Ms Cameron said Britain was increasingly becoming more open to baby-led weaning, with its Health Department including some hand-held foods in the latest infant-feeding recommendations.

The trend took off in 2003 when British former midwife Jill Rapley published a book on it.

Ms Cameron is recruiting 300 mothers with young babies for a larger study to address the scarcity of information worldwide on the best way to practise baby-led weaning.


Wellington mum Kirsten Macdonald decided to let her 10-month-old daughter Ella feed herself even though her Plunket nurse "strongly discouraged" it.

"They felt that, because she was small, she needed to start solids at 5 months and she needed to have pureed food to bulk up a bit."

Mrs Macdonald ignored the advice and says: "When I went back to Plunket a few months later, they were very pleased with her weight gain and it was all fine."

Ella is spoon-fed foods such as porridge and yoghurt, but everything else she eats with her hands during meal-times with her parents. "We eat and she eats.

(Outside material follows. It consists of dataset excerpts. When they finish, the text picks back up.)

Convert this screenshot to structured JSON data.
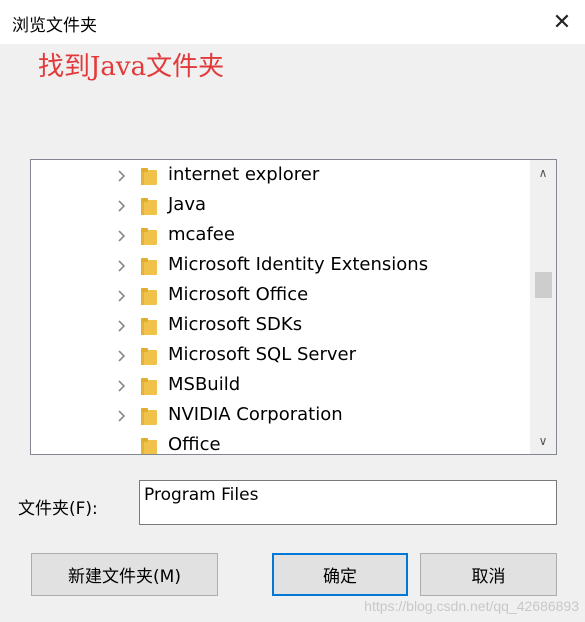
{
  "window": {
    "title": "浏览文件夹",
    "close_glyph": "✕"
  },
  "annotation": {
    "text": "找到Java文件夹",
    "color": "#e23a3a"
  },
  "tree": {
    "items": [
      {
        "label": "internet explorer",
        "expandable": true
      },
      {
        "label": "Java",
        "expandable": true
      },
      {
        "label": "mcafee",
        "expandable": true
      },
      {
        "label": "Microsoft Identity Extensions",
        "expandable": true
      },
      {
        "label": "Microsoft Office",
        "expandable": true
      },
      {
        "label": "Microsoft SDKs",
        "expandable": true
      },
      {
        "label": "Microsoft SQL Server",
        "expandable": true
      },
      {
        "label": "MSBuild",
        "expandable": true
      },
      {
        "label": "NVIDIA Corporation",
        "expandable": true
      },
      {
        "label": "Office",
        "expandable": false
      }
    ],
    "scroll_up_glyph": "∧",
    "scroll_down_glyph": "∨"
  },
  "folder_field": {
    "label": "文件夹(F):",
    "value": "Program Files"
  },
  "buttons": {
    "new_folder": "新建文件夹(M)",
    "ok": "确定",
    "cancel": "取消"
  },
  "watermark": "https://blog.csdn.net/qq_42686893",
  "colors": {
    "accent": "#0078d7",
    "folder": "#f0c24a"
  }
}
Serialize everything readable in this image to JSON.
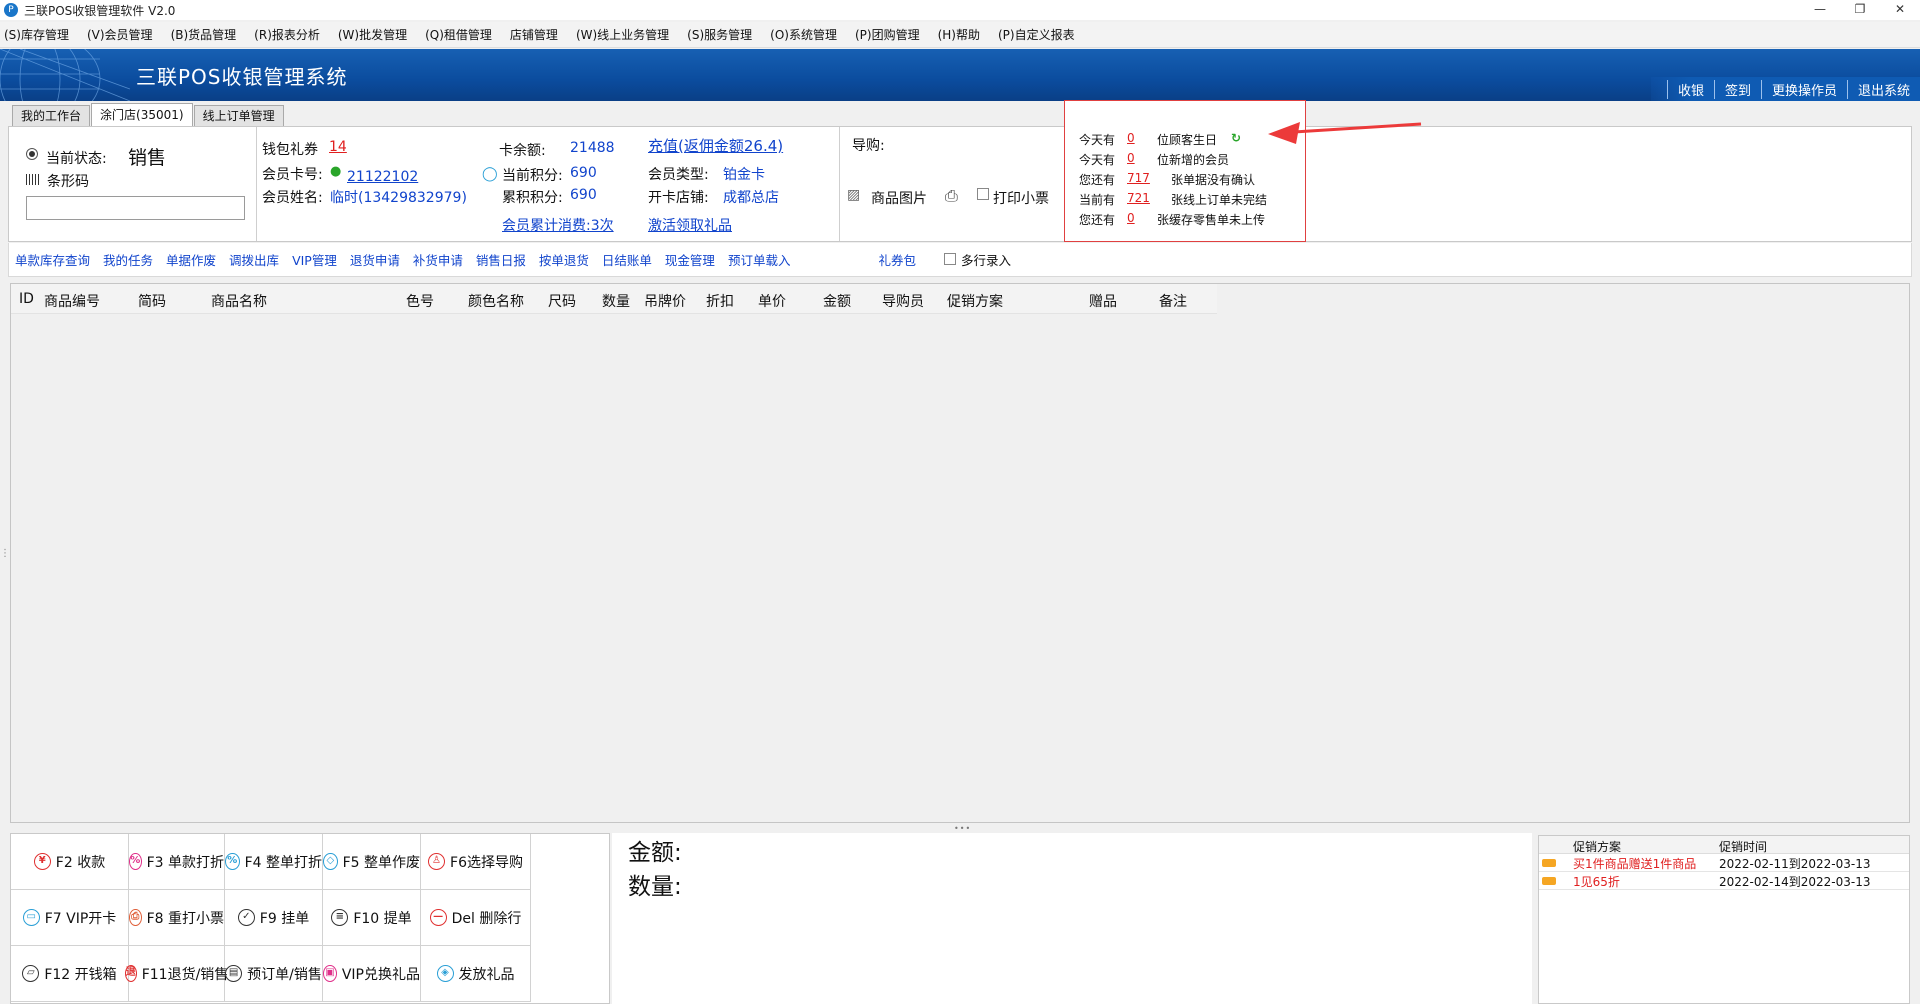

She doesn't have a special meal first by herself and then watch us eat or go to bed."

She says many of her friends use baby-led weaning or some form of it.

"I don't know if it's right or wrong, or bad or good, but it seems to work. I did like that it would build up her motor skills and hand-eye co-ordination."

Mrs Macdonald also likes the theory that babies eat what they need, instead of being forced to eat spoonfuls of mush. There is a downside, though.

"It's messy . . . if she doesn't want to eat what she's been given, she picks it up and throws it off the table."